Adamın sözünün bitmesini beklemeden:
- O ne demek? Bunun sözü mü olur, başım gözüm üstüne. Ne zaman olacak bu? dedim.

Geçmiş gün; adam sanırım bir aya yakın bir mühlet söyledi. Feyzullah Çınar rahmetliye de gittiğini, onun da bunu kabul ettiğini söyledi. Kısacası razı olup gitmek istediğimi söyledim, adam gitti. Zaman geldi, söz konusu konser için Zonguldak'ta buluştuk. Kul Ahmet, Maksudi, Mahzuni, Şah Turna, Nurettin Dadaloğlu gibi isimler vardık. Muhteşem bir gece yaptık. Akşama kalacağımız otele dönmeye hazırlanmıştık ki, kuliste Veysel Baba'ya sordum.

- Baba erenler organizatör arkadaş, hangi kardeşinizin çocuğu? Veysel amca o babacan kaşlarını çattı. "Anlamadım" dedi. Ben sorumu tekrarladım. Baba bütün bütün şaştı. "Yahu" dedi, "Arkadaş, senin teyzenin oğlu değil mi?" Güldüm.

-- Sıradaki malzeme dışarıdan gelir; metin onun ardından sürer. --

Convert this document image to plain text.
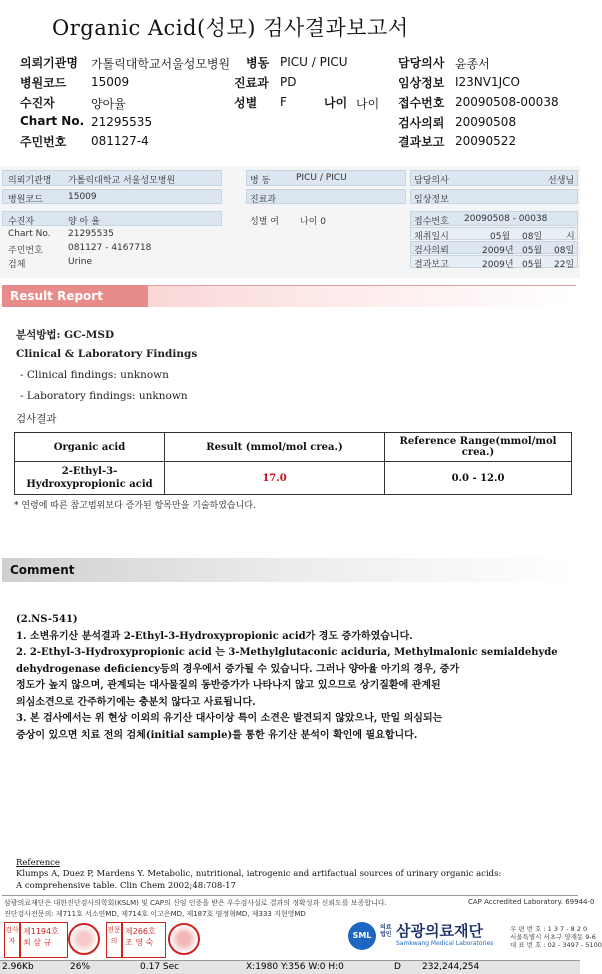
Organic Acid(성모) 검사결과보고서
의뢰기관명 가톨릭대학교서울성모병원 병동 PICU / PICU	담당의사 윤종서
병원코드 15009	진료과 PD	임상정보 I23NV1JCO
수진자	양아율	성별 F	나이 나이 접수번호 20090508-00038
Chart No. 21295535	검사의뢰 20090508
주민번호 081127-4	결과보고 20090522
의뢰기관명 가톨릭대학교 서울성모병원
병원코드	15009
병 동	PICU / PICU
진료과
담당의사	선생님
임상정보
수진자	양 아 율
Chart No. 21295535
주민번호	081127 - 4167718
검체	Urine
성별 여 나이 0	접수번호 20090508 - 00038
채취일시	05월 08일	시
검사의뢰	2009년 05월 08일
결과보고	2009년 05월 22일
Result Report
분석방법: GC-MSD
Clinical & Laboratory Findings
- Clinical findings: unknown
- Laboratory findings: unknown
검사결과
Organic acid	Result (mmol/mol crea.)	Reference Range(mmol/mol crea.)
2-Ethyl-3-Hydroxypropionic acid	17.0	0.0 - 12.0
* 연령에 따른 참고범위보다 증가된 항목만을 기술하였습니다.
Comment
(2.NS-541)
1. 소변유기산 분석결과 2-Ethyl-3-Hydroxypropionic acid가 경도 증가하였습니다.
2. 2-Ethyl-3-Hydroxypropionic acid 는 3-Methylglutaconic aciduria, Methylmalonic semialdehyde
dehydrogenase deficiency등의 경우에서 증가될 수 있습니다. 그러나 양아율 아기의 경우, 증가
정도가 높지 않으며, 관계되는 대사물질의 동반증가가 나타나지 않고 있으므로 상기질환에 관계된
의심소견으로 간주하기에는 충분치 않다고 사료됩니다.
3. 본 검사에서는 위 현상 이외의 유기산 대사이상 특이 소견은 발견되지 않았으나, 만일 의심되는
증상이 있으면 치료 전의 검체(initial sample)를 통한 유기산 분석이 확인에 필요합니다.
Reference
Klumps A, Duez P, Mardens Y. Metabolic, nutritional, iatrogenic and artifactual sources of urinary organic acids:
A comprehensive table. Clin Chem 2002;48:708-17
삼광의료재단은 대한진단검사의학회(KSLM) 및 CAP의 신임 인증을 받은 우수검사실로 결과의 정확성과 신뢰도를 보증합니다.	CAP Accredited Laboratory. 69944-0
진단검사전문의: 제711호 서소연MD, 제714호 이고은MD, 제187호 염정혁MD, 제333 지현영MD
검사자
제1194호
최 삼 규
전문의
제266호
조 영 숙
SML
의료 법인 삼광의료재단
Samkwang Medical Laboratories
우 편 번 호 : 1 3 7 - 8 2 0
서울특별시 서초구 양재동 9-6
대 표 번 호 : 02 - 3497 - 5100
2.96Kb	26%	0.17 Sec	X:1980 Y:356 W:0 H:0	D 232,244,254
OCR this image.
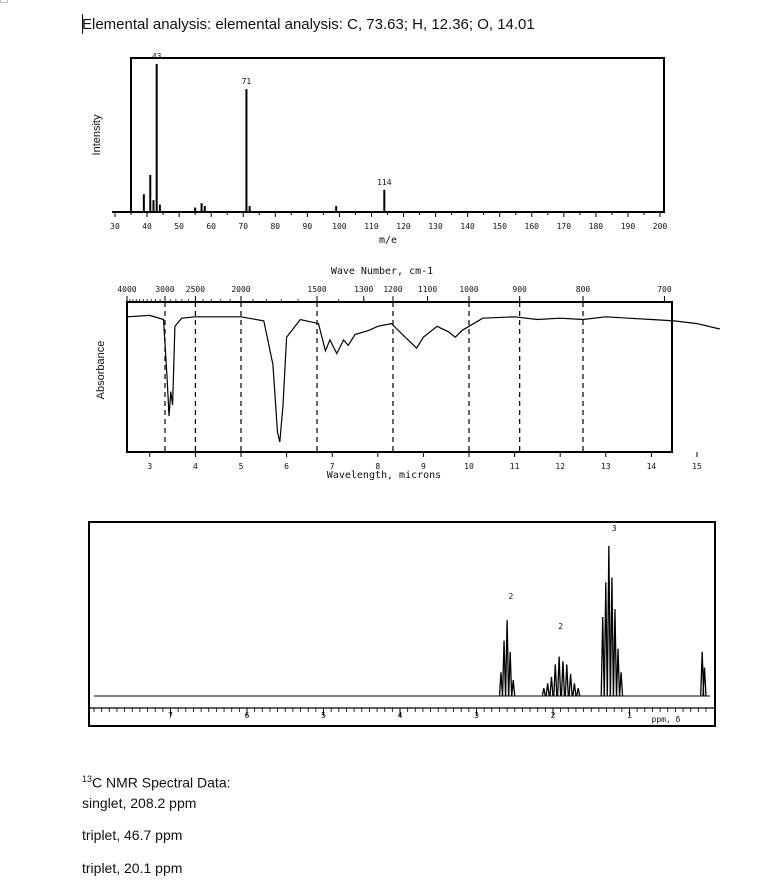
Elemental analysis: elemental analysis: C, 73.63; H, 12.36; O, 14.01
30	40	50	60	70	80	90	100 110 120 130 140 150 160 170 180 190 200
43
71
114
m/e
Intensity
3	4	5	6	7	8	9	10	11	12	13	14	15
4000 3000 2500	2000	1500	1300 1200 1100	1000	900	800	700
Wave Number, cm-1
Wavelength, microns
Absorbance
7	6	5	4	3	2	1 ppm, δ
2
2
3
$^{13}$C NMR Spectral Data:
singlet, 208.2 ppm
triplet, 46.7 ppm
triplet, 20.1 ppm
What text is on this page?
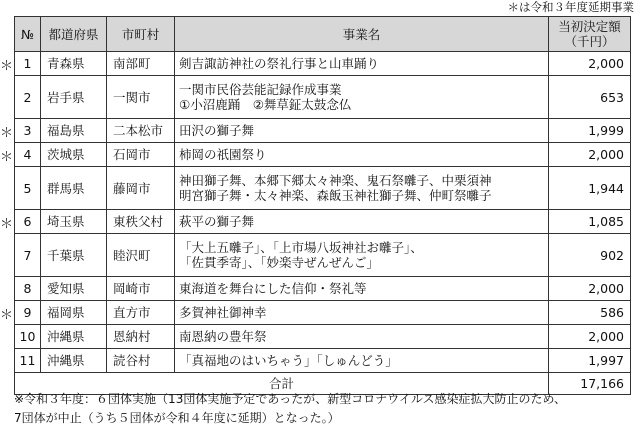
＊は令和３年度延期事業
＊
＊
＊
＊
＊
№	都道府県	市町村	事業名	当初決定額
（千円）
1	青森県	南部町	剣吉諏訪神社の祭礼行事と山車踊り	2,000
2	岩手県	一関市	一関市民俗芸能記録作成事業
①小沼鹿踊　②舞草鉦太鼓念仏	653
3	福島県	二本松市	田沢の獅子舞	1,999
4	茨城県	石岡市	柿岡の祇園祭り	2,000
5	群馬県	藤岡市	神田獅子舞、本郷下郷太々神楽、鬼石祭囃子、中栗須神
明宮獅子舞・太々神楽、森飯玉神社獅子舞、仲町祭囃子	1,944
6	埼玉県	東秩父村	萩平の獅子舞	1,085
7	千葉県	睦沢町	「大上五囃子」、「上市場八坂神社お囃子」、
「佐貫季寄」、「妙楽寺ぜんぜんご」	902
8	愛知県	岡崎市	東海道を舞台にした信仰・祭礼等	2,000
9	福岡県	直方市	多賀神社御神幸	586
10	沖縄県	恩納村	南恩納の豊年祭	2,000
11	沖縄県	読谷村	「真福地のはいちゃう」「しゅんどう」	1,997
合計				17,166
※令和３年度：６団体実施（13団体実施予定であったが、新型コロナウイルス感染症拡大防止のため、
7団体が中止（うち５団体が令和４年度に延期）となった。）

Baba dalga mı geçiyorsun? diyecektim...

Veysel Amca: "Bir ay kadar önce bu arkadaş bana geldi, senin ameliyat olman gerektiğini, paranın olmadığını, benim yardım etmemi söyledi. Ben de kabul ettim. Şimdi bu adam senin teyzenin oğlu değil mi? Şaşırma sırası bana gelmişti.

Hemen adamı bulmak, getirip yüzleşmek için seyircisi dağılmış sahneye koştum. Meşhur organizatör paraları vurup çoktan Ankara yolunu tutmuştu, koştum. Meğer diğer sanatçıların hepsini Veysel Baba'nın ve benim hastalığım adına toplamış. Hiçbirimiz bunun farkına varamamıştık. Üstelik hiçbirimizin cebinde on lira kalmamıştı. Hepimiz konser parasına güvenerek gelmiştik. Organizatör Ali ortalarda yoktu.

Geri sahneye döndüm. Veysel Baba'yı da alıp otele götürmüşler. Baba da, belki Ali otele dönmüştür diye, beni beklemeden kaldığımız otele gitmiş. Köşe bucak aradık, Ali yok yok. Ben de bir arabayla, bir sevenimle otele döndüm.

Veysel Baba, otele girmemiş merdivenin ayağında oturuyor. Selam verdim. Baba elimden tutup, "Hele otur şuraya" dedi. Ne yapacağımızı söyledim. Baba yavaşça gülerek eğildi kulağıma:

"Ne yapacağımız kaldı mı? Seni şey eden Ali, beni de etti" dedi.


Yıllar geçti, rahmetlinin o esprisine güler dururum.

1 yorum:

  1. Maalesef insanların insanlık duygularını kötüye kullanan kişiler her zaman oluyor. Benzeri olaylarla o kadar karşılaştık ki elimizden "Allah belasını versin." diyerek beddua etmekten başka bir şey gelmiyor.